Personal information
- Born: 25 December 1893 Chicago, United States
- Died: 9 December 1968 (aged 74) Örebro, Sweden

Sport
- Sport: Cycling
- Event: Road
- Club: CK Uni, Storvreta, Uppsala

Medal record
Representing Sweden
Olympic Games
| Gold medal – first place | 1920 Antwerp | Individual time trial |
| Silver medal – second place | 1920 Antwerp | Team time trial |

= Harry Stenqvist =

Swedish cyclist

Erik Harry Stenqvist (25 December 1893 – 9 December 1968) was a Swedish road racing cyclist. Stenqvist competed in the 175 km road race at the 1920 Summer Olympics and won an individual gold and team silver medals.

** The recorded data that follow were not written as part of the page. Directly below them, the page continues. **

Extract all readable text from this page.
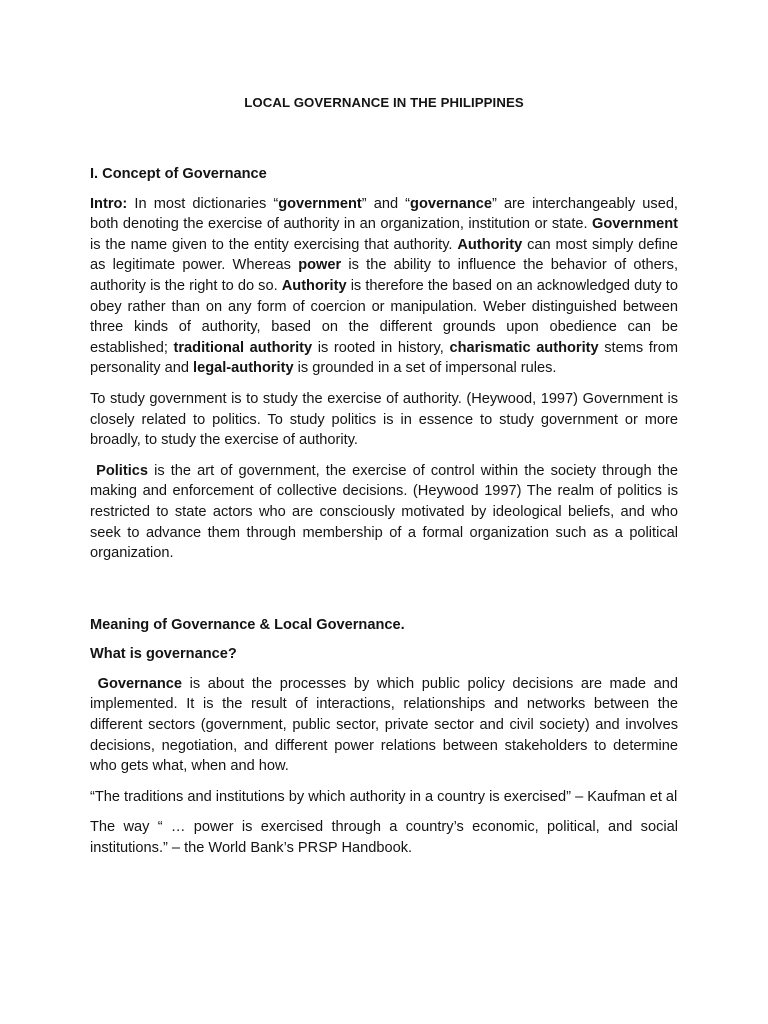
LOCAL GOVERNANCE IN THE PHILIPPINES

I. Concept of Governance

Intro: In most dictionaries “government” and “governance” are interchangeably used, both denoting the exercise of authority in an organization, institution or state. Government is the name given to the entity exercising that authority. Authority can most simply define as legitimate power. Whereas power is the ability to influence the behavior of others, authority is the right to do so. Authority is therefore the based on an acknowledged duty to obey rather than on any form of coercion or manipulation. Weber distinguished between three kinds of authority, based on the different grounds upon obedience can be established; traditional authority is rooted in history, charismatic authority stems from personality and legal-authority is grounded in a set of impersonal rules.

To study government is to study the exercise of authority. (Heywood, 1997) Government is closely related to politics. To study politics is in essence to study government or more broadly, to study the exercise of authority.

Politics is the art of government, the exercise of control within the society through the making and enforcement of collective decisions. (Heywood 1997) The realm of politics is restricted to state actors who are consciously motivated by ideological beliefs, and who seek to advance them through membership of a formal organization such as a political organization.

Meaning of Governance & Local Governance.

What is governance?

Governance is about the processes by which public policy decisions are made and implemented. It is the result of interactions, relationships and networks between the different sectors (government, public sector, private sector and civil society) and involves decisions, negotiation, and different power relations between stakeholders to determine who gets what, when and how.

“The traditions and institutions by which authority in a country is exercised” – Kaufman et al

The way “ … power is exercised through a country’s economic, political, and social institutions.” – the World Bank’s PRSP Handbook.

Stenqvist was born in the United States to Swedish parents and later moved to Sweden, where he won national titles in the team (1912–1915) and individual events (10 km in 1915 and 1920 and 100 km in 1920). He was selected for the 1912 Stockholm Olympics, but only as a substitute. In 1916, his amateur status was revoked by the Swedish Cycling Federation, but later restored after a successful appeal. At the 1920 Olympics, Stenqvist was initially declared a bronze medalist, but then promoted to first place after subtracting the 4 minutes he had to wait at a railroad crossing.